Face à un mal, à des situations critiques et éprouvantes, nos passions peuvent se déchainer et nous plonger dans la peur, la tristesse, la colère, le désespoir, le dégout, l’aversion ou encore la haine. Il est alors difficile de remonter le courant de l’énergie irrationnelle de nos passions. Celui qui se laisse aller au gré de ses inclinations perd sa liberté en devenant esclave. Les actes qu’il pose sous l’empire des passions sont toujours déraisonnables et souvent outranciers. C’est un objectif majeur de l’éducation que d’apprendre aux enfants à demeurer maître d’eux-mêmes en dirigeant l’attelage de leurs passions.
Être « maitre de soi », cela signifie qu’on ne se laisse pas envahir par la douleur ou la haine, et que notre intelligence est capable de raisonner notre vie intérieure face au mal auquel on est confronté. Quand l’inclination de nos passions devient obsessionnelle, c’est que nous n’arrivons plus à en diriger le cours, nous sommes en état de siège. Sortir de l’ornière de nos passions est un combat, cela nécessite de s’opposer à la tentation de la capitulation. Cela peut être bien ardu pour celui qui ne s’est jamais entraîné à être fort.
Saint Thomas d’Aquin distingue deux façons d’exercer cette force : Sustinere qui signifie soutenir ou tenir et agredire qui signifie attaquer ou affronter. Autant la première expression de la force peut nous conduire à une forme de défense passive, au calme du silence maintenu par un discours intérieur ; autant la seconde nous mène au combat par un acte extérieur énergique qui peut aller jusqu’à détruire la cause du mal. Être maitre de soi ne va pas toujours se manifester de la même manière en fonction des situations, des tempéraments, mais aussi de la possibilité raisonnable d’agir.
"Les petites et les grandes peines que nous endurons sont des occasions privilégiées pour renforcer notre volonté, pour exercer notre raison à diriger notre vie en toute circonstance, pour apprendre à fortifier nos vertus."
Les petites et les grandes peines que nous endurons sont des occasions privilégiées pour renforcer notre volonté, pour exercer notre raison à diriger notre vie en toute circonstance, pour apprendre à fortifier nos vertus. C’est l’acceptation des petites frustrations subies ou choisies de la vie quotidienne qui nous prépare à poser des actes plus héroïques sans nous laisser assombrir par l’absence de confort ou par les combats à mener. Pour apprendre à « Faire face », selon la devise de Guynemer et de l’armée de l’air, il faut s’entrainer en forgeant les vertus et le caractère qui nous permettront d’être prêts. « Semper parati » ! Comment être toujours prêts si nous ne sommes pas maîtres de nous-mêmes ?

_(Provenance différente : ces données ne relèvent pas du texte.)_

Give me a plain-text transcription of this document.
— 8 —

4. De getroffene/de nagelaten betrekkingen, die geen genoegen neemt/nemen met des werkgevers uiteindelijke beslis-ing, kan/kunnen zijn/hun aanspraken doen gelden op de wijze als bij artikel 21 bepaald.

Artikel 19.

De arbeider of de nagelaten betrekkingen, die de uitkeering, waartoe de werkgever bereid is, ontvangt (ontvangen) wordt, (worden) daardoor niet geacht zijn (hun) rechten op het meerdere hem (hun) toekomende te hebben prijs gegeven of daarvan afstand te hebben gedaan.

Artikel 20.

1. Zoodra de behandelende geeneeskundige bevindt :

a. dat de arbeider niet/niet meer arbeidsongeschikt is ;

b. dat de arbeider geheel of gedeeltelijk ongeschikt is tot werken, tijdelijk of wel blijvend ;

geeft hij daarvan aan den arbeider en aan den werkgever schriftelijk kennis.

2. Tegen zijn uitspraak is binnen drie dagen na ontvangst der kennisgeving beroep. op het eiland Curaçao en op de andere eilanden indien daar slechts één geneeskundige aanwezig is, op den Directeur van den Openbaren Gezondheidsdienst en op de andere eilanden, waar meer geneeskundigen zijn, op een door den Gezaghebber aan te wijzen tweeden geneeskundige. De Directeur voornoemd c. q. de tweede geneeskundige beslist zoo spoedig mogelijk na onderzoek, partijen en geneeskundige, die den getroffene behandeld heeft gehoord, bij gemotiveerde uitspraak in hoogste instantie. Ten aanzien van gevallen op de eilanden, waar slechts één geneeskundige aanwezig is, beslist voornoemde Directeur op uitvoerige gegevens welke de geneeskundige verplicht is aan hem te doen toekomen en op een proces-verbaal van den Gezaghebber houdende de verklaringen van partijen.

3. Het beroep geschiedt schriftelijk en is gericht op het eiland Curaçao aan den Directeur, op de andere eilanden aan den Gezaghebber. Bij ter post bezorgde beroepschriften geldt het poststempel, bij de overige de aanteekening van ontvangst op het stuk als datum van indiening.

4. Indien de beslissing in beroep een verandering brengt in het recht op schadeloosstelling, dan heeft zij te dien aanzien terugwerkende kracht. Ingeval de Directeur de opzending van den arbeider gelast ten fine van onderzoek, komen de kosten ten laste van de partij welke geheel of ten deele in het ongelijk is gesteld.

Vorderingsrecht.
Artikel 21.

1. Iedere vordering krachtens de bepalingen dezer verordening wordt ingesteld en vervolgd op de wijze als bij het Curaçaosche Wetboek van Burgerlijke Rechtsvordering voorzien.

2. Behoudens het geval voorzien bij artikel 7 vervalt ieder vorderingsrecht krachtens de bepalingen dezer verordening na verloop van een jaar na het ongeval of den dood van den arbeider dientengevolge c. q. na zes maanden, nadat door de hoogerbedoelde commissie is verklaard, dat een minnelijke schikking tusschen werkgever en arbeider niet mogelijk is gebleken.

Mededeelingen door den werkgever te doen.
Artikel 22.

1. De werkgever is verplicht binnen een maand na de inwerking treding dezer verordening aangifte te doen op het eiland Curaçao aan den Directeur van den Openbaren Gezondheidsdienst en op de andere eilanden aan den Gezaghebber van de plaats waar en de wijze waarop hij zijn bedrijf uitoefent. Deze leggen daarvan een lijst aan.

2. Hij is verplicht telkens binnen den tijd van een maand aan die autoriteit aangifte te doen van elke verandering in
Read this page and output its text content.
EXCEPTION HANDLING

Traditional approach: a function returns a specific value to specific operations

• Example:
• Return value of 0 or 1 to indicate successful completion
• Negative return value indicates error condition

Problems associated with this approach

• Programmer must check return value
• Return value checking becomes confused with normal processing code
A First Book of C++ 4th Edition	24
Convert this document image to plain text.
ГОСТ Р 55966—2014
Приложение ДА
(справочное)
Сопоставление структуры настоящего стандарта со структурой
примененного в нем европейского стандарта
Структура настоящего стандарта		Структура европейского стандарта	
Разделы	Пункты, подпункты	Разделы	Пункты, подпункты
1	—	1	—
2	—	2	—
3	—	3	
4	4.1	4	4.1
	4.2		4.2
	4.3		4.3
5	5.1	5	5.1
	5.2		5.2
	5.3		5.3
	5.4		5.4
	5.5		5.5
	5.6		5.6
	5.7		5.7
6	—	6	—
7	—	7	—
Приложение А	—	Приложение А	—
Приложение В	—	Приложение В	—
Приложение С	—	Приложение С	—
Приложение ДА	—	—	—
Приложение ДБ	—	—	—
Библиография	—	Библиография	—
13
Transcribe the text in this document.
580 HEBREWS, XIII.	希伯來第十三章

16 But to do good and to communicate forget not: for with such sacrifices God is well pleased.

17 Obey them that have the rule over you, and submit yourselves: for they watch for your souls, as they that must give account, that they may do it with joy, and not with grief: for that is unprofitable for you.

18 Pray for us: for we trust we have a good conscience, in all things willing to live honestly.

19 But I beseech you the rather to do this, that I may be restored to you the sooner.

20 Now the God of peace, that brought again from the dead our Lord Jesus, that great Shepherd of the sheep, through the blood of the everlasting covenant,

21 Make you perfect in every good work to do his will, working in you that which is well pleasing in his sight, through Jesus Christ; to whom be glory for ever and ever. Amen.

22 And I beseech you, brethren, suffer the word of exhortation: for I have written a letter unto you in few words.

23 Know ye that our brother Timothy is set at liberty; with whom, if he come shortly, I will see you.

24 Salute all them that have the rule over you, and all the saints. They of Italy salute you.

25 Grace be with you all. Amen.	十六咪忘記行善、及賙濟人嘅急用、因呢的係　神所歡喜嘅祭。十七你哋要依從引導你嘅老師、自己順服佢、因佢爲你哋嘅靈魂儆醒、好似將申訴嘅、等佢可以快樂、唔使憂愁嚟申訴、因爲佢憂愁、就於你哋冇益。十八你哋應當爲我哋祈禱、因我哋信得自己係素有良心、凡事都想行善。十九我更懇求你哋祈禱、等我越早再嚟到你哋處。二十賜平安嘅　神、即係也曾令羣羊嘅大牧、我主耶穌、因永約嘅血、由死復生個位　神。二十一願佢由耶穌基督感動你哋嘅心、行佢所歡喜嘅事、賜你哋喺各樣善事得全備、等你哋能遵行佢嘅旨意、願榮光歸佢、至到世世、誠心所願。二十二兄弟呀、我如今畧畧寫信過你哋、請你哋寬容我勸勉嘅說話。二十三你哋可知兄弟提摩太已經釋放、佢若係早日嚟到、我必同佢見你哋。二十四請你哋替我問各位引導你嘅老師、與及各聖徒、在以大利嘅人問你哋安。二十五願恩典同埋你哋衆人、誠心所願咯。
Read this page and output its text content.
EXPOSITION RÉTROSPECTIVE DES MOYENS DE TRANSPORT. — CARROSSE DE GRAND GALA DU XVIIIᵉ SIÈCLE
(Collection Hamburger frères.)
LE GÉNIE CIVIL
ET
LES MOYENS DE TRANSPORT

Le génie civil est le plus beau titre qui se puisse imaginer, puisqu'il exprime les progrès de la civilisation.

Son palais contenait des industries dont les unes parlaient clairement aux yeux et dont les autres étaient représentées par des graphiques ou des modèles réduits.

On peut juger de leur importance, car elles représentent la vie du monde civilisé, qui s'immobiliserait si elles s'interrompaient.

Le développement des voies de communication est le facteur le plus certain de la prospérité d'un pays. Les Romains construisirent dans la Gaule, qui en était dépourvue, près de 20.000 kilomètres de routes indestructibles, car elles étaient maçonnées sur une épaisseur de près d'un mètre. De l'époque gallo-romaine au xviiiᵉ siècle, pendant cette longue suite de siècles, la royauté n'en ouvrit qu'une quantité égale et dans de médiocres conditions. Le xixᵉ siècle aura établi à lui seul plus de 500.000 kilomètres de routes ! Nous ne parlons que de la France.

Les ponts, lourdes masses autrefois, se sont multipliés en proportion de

« Semper parati » ! Comment être toujours prêts si nous ne sommes pas maîtres de nous-mêmes ?
L’éducation nous prépare à faire face, c’est-à-dire à nous opposer, à nous battre, à développer le courage de défendre la vérité, le bien, la vie, notre patrie ou notre famille. Sur le plan anthropologique nous parlons ici du lien essentiel entre l’intelligence et la volonté. Nous apprenons à un enfant à devenir maitre de lui-même en nourrissant son intelligence et sa volonté des raisons de mener le bon combat, à commencer par le combat contre ses propres passions. Une rationalité bien formée développe la motivation, et quand elle est entrainée elle devient une détermination à agir de manière droite. Un enfant qui a appris à défricher et à emprunter régulièrement ce chemin y découvrira une joie semblable à celle du montagnard qui parvient au sommet après avoir connu les affres de l’ascension douloureuse.
La joie ! C’est là un enjeu essentiel de l’éducation que d’apprendre à nos petits, puis aux enfants un peu plus grands, et jusqu’à leur majorité, à découvrir la joie qui se révèle après l’effort, à se délecter du but et pas forcément du chemin, à supporter la rudesse des étapes qui mènent à la réussite. Un enfant qui n’a pas été entraîné à mener ces tous petits combats, depuis la frustration du biberon qui n’arrive pas tout de suite jusqu’au smartphone qui arrive plus tardivement que pour ses camarades, ne sera jamais un « Henri » capable de repousser un terroriste avec une ferme détermination et sans témérité. Oui, cet Henri est un exemple intéressant. Il fut scout, élevé dans une famille nombreuse, philosophe de formation, il a été entrainé à poser des actes libres et forts. Et quand il témoigna de son geste héroïque, il fit simplement référence à la chevalerie qui cuirasse ses vertus et lui donne la capacité à être magnanime en toute circonstance. Loin de s’afficher en héros, il raconte avec simplicité et humilité que tous les Français devraient être capables de poser un tel geste.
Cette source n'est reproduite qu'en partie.